I want to prove that if one implication is true (b --> c
), then it follows that some other implication is also true (a --> c
), given that there is an appropriate relation between the a
and b
.
Here is a concrete toy example that I'm trying to prove:
theory Prop imports Main
begin
lemma
fixes func1 :: "'a => 'a"
and func2 :: "'a => 'a"
and func3 :: "'a => 'a"
assumes "∀ x y. func1 x = func1 y --> func3 x = func3 y"
and "∀ x. func1 x = func2 x"
shows "∀ x y. func2 x = func2 y --> func3 x = func3 y"
proof -
from assms show ?thesis by auto
qed
end
The prove does not succed, Isabelle 2018 keeps running and the "by auto" part is colored purple. How should I go about proving this kind of lemmas?
It seems that your problem makes the simplifier (which is part of auto
) loop.
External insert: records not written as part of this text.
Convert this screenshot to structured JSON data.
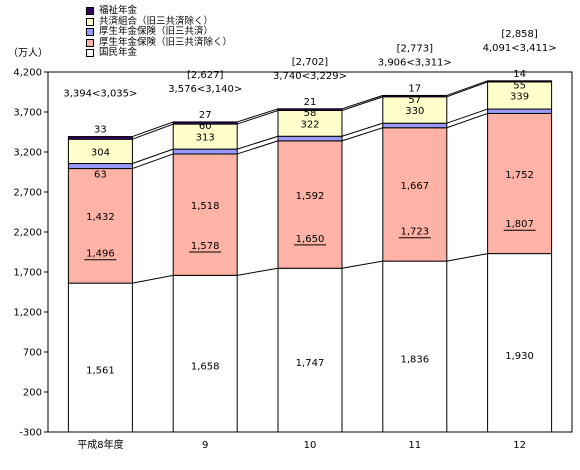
{
  "chart_data": {
    "type": "bar",
    "stacked": true,
    "unit_label": "（万人）",
    "categories": [
      "平成8年度",
      "9",
      "10",
      "11",
      "12"
    ],
    "ylim": [
      -300,
      4200
    ],
    "yticks": [
      -300,
      200,
      700,
      1200,
      1700,
      2200,
      2700,
      3200,
      3700,
      4200
    ],
    "ytick_labels": [
      "-300",
      "200",
      "700",
      "1,200",
      "1,700",
      "2,200",
      "2,700",
      "3,200",
      "3,700",
      "4,200"
    ],
    "legend_position": "top-left",
    "series": [
      {
        "name": "国民年金",
        "color": "#ffffff",
        "values": [
          1561,
          1658,
          1747,
          1836,
          1930
        ],
        "labels": [
          "1,561",
          "1,658",
          "1,747",
          "1,836",
          "1,930"
        ]
      },
      {
        "name": "厚生年金保険（旧三共済除く）",
        "color": "#ffb3a7",
        "values": [
          1432,
          1518,
          1592,
          1667,
          1752
        ],
        "labels": [
          "1,432",
          "1,518",
          "1,592",
          "1,667",
          "1,752"
        ]
      },
      {
        "name": "厚生年金保険（旧三共済）",
        "color": "#9999ff",
        "values": [
          63,
          60,
          58,
          57,
          55
        ],
        "labels": [
          "63",
          "60",
          "58",
          "57",
          "55"
        ]
      },
      {
        "name": "共済組合（旧三共済除く）",
        "color": "#ffffcc",
        "values": [
          304,
          313,
          322,
          330,
          339
        ],
        "labels": [
          "304",
          "313",
          "322",
          "330",
          "339"
        ]
      },
      {
        "name": "福祉年金",
        "color": "#330066",
        "values": [
          33,
          27,
          21,
          17,
          14
        ],
        "labels": [
          "33",
          "27",
          "21",
          "17",
          "14"
        ]
      }
    ],
    "underlined_annotations": [
      "1,496",
      "1,578",
      "1,650",
      "1,723",
      "1,807"
    ],
    "bracket_annotations": [
      "",
      "[2,627]",
      "[2,702]",
      "[2,773]",
      "[2,858]"
    ],
    "total_annotations": [
      "3,394<3,035>",
      "3,576<3,140>",
      "3,740<3,229>",
      "3,906<3,311>",
      "4,091<3,411>"
    ]
  }
}
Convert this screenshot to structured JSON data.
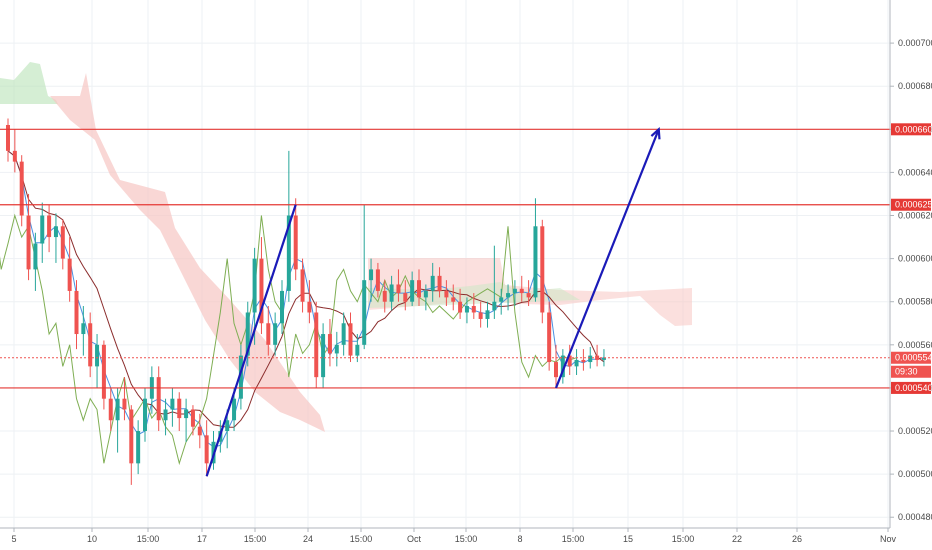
{
  "chart_data": {
    "type": "candlestick",
    "y_axis": {
      "position": "right",
      "range": [
        0.000475,
        0.00072
      ],
      "tick_labels": [
        "0.000700",
        "0.000680",
        "0.000660",
        "0.000640",
        "0.000620",
        "0.000600",
        "0.000580",
        "0.000560",
        "0.000540",
        "0.000520",
        "0.000500",
        "0.000480"
      ]
    },
    "x_axis": {
      "tick_labels": [
        "5",
        "10",
        "15:00",
        "17",
        "15:00",
        "24",
        "15:00",
        "Oct",
        "15:00",
        "8",
        "15:00",
        "15",
        "15:00",
        "22",
        "26",
        "Nov"
      ]
    },
    "grid": true,
    "horizontal_levels": [
      {
        "value": 0.00066,
        "label": "0.000660",
        "color": "#e53935"
      },
      {
        "value": 0.000625,
        "label": "0.000625",
        "color": "#e53935"
      },
      {
        "value": 0.00054,
        "label": "0.000540",
        "color": "#e53935"
      }
    ],
    "current_price": {
      "value": 0.000554,
      "label": "0.000554",
      "countdown": "09:30",
      "color": "#ef5350"
    },
    "trend_arrows": [
      {
        "from_index": 29,
        "from_price": 0.000499,
        "to_index": 42,
        "to_price": 0.000625
      },
      {
        "from_index": 80,
        "from_price": 0.00054,
        "to_index": 95,
        "to_price": 0.00066,
        "arrowhead": true
      }
    ],
    "candles_ohlc": [
      [
        0.000662,
        0.000665,
        0.000645,
        0.00065
      ],
      [
        0.00065,
        0.00066,
        0.00064,
        0.000645
      ],
      [
        0.000645,
        0.000648,
        0.000615,
        0.00062
      ],
      [
        0.00062,
        0.00063,
        0.00059,
        0.000595
      ],
      [
        0.000595,
        0.000612,
        0.000585,
        0.000607
      ],
      [
        0.000607,
        0.000626,
        0.000598,
        0.00062
      ],
      [
        0.00062,
        0.000625,
        0.000603,
        0.00061
      ],
      [
        0.00061,
        0.000621,
        0.000598,
        0.000615
      ],
      [
        0.000615,
        0.000618,
        0.000595,
        0.0006
      ],
      [
        0.0006,
        0.00061,
        0.00058,
        0.000585
      ],
      [
        0.000585,
        0.00059,
        0.000558,
        0.000565
      ],
      [
        0.000565,
        0.000578,
        0.000555,
        0.00057
      ],
      [
        0.00057,
        0.000575,
        0.000545,
        0.00055
      ],
      [
        0.00055,
        0.000565,
        0.00054,
        0.00056
      ],
      [
        0.00056,
        0.000562,
        0.00053,
        0.000535
      ],
      [
        0.000535,
        0.00054,
        0.00052,
        0.000525
      ],
      [
        0.000525,
        0.00054,
        0.00051,
        0.000535
      ],
      [
        0.000535,
        0.000545,
        0.000525,
        0.00053
      ],
      [
        0.00053,
        0.000532,
        0.000495,
        0.000505
      ],
      [
        0.000505,
        0.000525,
        0.0005,
        0.00052
      ],
      [
        0.00052,
        0.00054,
        0.000515,
        0.000535
      ],
      [
        0.000535,
        0.00055,
        0.000528,
        0.000545
      ],
      [
        0.000545,
        0.00055,
        0.00052,
        0.000525
      ],
      [
        0.000525,
        0.000535,
        0.000518,
        0.00053
      ],
      [
        0.00053,
        0.00054,
        0.000522,
        0.000535
      ],
      [
        0.000535,
        0.000538,
        0.00052,
        0.000526
      ],
      [
        0.000526,
        0.000535,
        0.000515,
        0.00053
      ],
      [
        0.00053,
        0.000532,
        0.000518,
        0.000522
      ],
      [
        0.000522,
        0.000528,
        0.000512,
        0.000518
      ],
      [
        0.000518,
        0.000525,
        0.000499,
        0.000505
      ],
      [
        0.000505,
        0.00052,
        0.000502,
        0.000515
      ],
      [
        0.000515,
        0.000525,
        0.00051,
        0.00052
      ],
      [
        0.00052,
        0.00053,
        0.000512,
        0.000525
      ],
      [
        0.000525,
        0.00054,
        0.00052,
        0.000535
      ],
      [
        0.000535,
        0.00056,
        0.00053,
        0.000555
      ],
      [
        0.000555,
        0.00058,
        0.00055,
        0.000575
      ],
      [
        0.000575,
        0.000605,
        0.00056,
        0.0006
      ],
      [
        0.0006,
        0.00061,
        0.000565,
        0.00057
      ],
      [
        0.00057,
        0.000578,
        0.000555,
        0.00056
      ],
      [
        0.00056,
        0.000575,
        0.000555,
        0.00057
      ],
      [
        0.00057,
        0.00059,
        0.000565,
        0.000585
      ],
      [
        0.000585,
        0.00065,
        0.00058,
        0.00062
      ],
      [
        0.00062,
        0.000628,
        0.00059,
        0.000595
      ],
      [
        0.000595,
        0.0006,
        0.000575,
        0.00058
      ],
      [
        0.00058,
        0.00059,
        0.00057,
        0.000575
      ],
      [
        0.000575,
        0.00058,
        0.00054,
        0.000545
      ],
      [
        0.000545,
        0.00057,
        0.00054,
        0.000565
      ],
      [
        0.000565,
        0.000572,
        0.00055,
        0.000556
      ],
      [
        0.000556,
        0.000566,
        0.00055,
        0.00056
      ],
      [
        0.00056,
        0.000575,
        0.000555,
        0.00057
      ],
      [
        0.00057,
        0.000575,
        0.000552,
        0.000555
      ],
      [
        0.000555,
        0.000565,
        0.000552,
        0.00056
      ],
      [
        0.00056,
        0.000625,
        0.000558,
        0.00059
      ],
      [
        0.00059,
        0.0006,
        0.00058,
        0.000595
      ],
      [
        0.000595,
        0.000598,
        0.000582,
        0.000585
      ],
      [
        0.000585,
        0.00059,
        0.000575,
        0.00058
      ],
      [
        0.00058,
        0.000592,
        0.000576,
        0.000588
      ],
      [
        0.000588,
        0.000595,
        0.00058,
        0.000584
      ],
      [
        0.000584,
        0.00059,
        0.000576,
        0.00058
      ],
      [
        0.00058,
        0.000594,
        0.000578,
        0.00059
      ],
      [
        0.00059,
        0.000595,
        0.000578,
        0.000582
      ],
      [
        0.000582,
        0.000588,
        0.000576,
        0.000585
      ],
      [
        0.000585,
        0.000598,
        0.00058,
        0.000592
      ],
      [
        0.000592,
        0.000596,
        0.000582,
        0.000585
      ],
      [
        0.000585,
        0.00059,
        0.000578,
        0.000582
      ],
      [
        0.000582,
        0.000588,
        0.000576,
        0.00058
      ],
      [
        0.00058,
        0.000586,
        0.000572,
        0.000575
      ],
      [
        0.000575,
        0.000582,
        0.00057,
        0.000578
      ],
      [
        0.000578,
        0.000584,
        0.000572,
        0.000575
      ],
      [
        0.000575,
        0.00058,
        0.000568,
        0.000572
      ],
      [
        0.000572,
        0.00058,
        0.000568,
        0.000576
      ],
      [
        0.000576,
        0.000606,
        0.000572,
        0.00058
      ],
      [
        0.00058,
        0.000586,
        0.000574,
        0.000582
      ],
      [
        0.000582,
        0.000588,
        0.000576,
        0.000584
      ],
      [
        0.000584,
        0.00059,
        0.000578,
        0.000586
      ],
      [
        0.000586,
        0.000592,
        0.00058,
        0.000584
      ],
      [
        0.000584,
        0.00059,
        0.000578,
        0.000582
      ],
      [
        0.000582,
        0.000628,
        0.00058,
        0.000615
      ],
      [
        0.000615,
        0.000618,
        0.00057,
        0.000575
      ],
      [
        0.000575,
        0.00058,
        0.000548,
        0.000552
      ],
      [
        0.000552,
        0.00056,
        0.00054,
        0.000545
      ],
      [
        0.000545,
        0.000558,
        0.000542,
        0.000555
      ],
      [
        0.000555,
        0.00056,
        0.000546,
        0.00055
      ],
      [
        0.00055,
        0.000558,
        0.000546,
        0.000553
      ],
      [
        0.000553,
        0.000558,
        0.000548,
        0.000552
      ],
      [
        0.000552,
        0.000559,
        0.000549,
        0.000555
      ],
      [
        0.000555,
        0.00056,
        0.00055,
        0.000553
      ],
      [
        0.000553,
        0.000558,
        0.00055,
        0.000554
      ]
    ]
  }
}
I don't really see why, but these things do happen occasionally.
When this happens, it can sometimes help to run try0
(which just tries a couple of common automatic proof methods and returns those that succeed) or sledgehammer
(which tries to translate the problem into a simpler form and give it to external provers; if they can prove it, it then tries to translate the proof back to Isabelle).
In this case, both try0
and sledgehammer
find that a simple apply metis
can do the job. Methods like auto
and simp
do lots of things, including, most notably, ‘stupid’ rewriting with a pre-defined set of rules. metis
is a bit more clever in what it does, but you need to manually give it every fact that it is supposed to use, and it is less adapted to Isabelle/HOL.
However, since this problem is simple first-order logic, metis
can easily solve them by itself with no explicitly given facts, and it manages to avoid whatever pitfall causes auto and simp to diverge.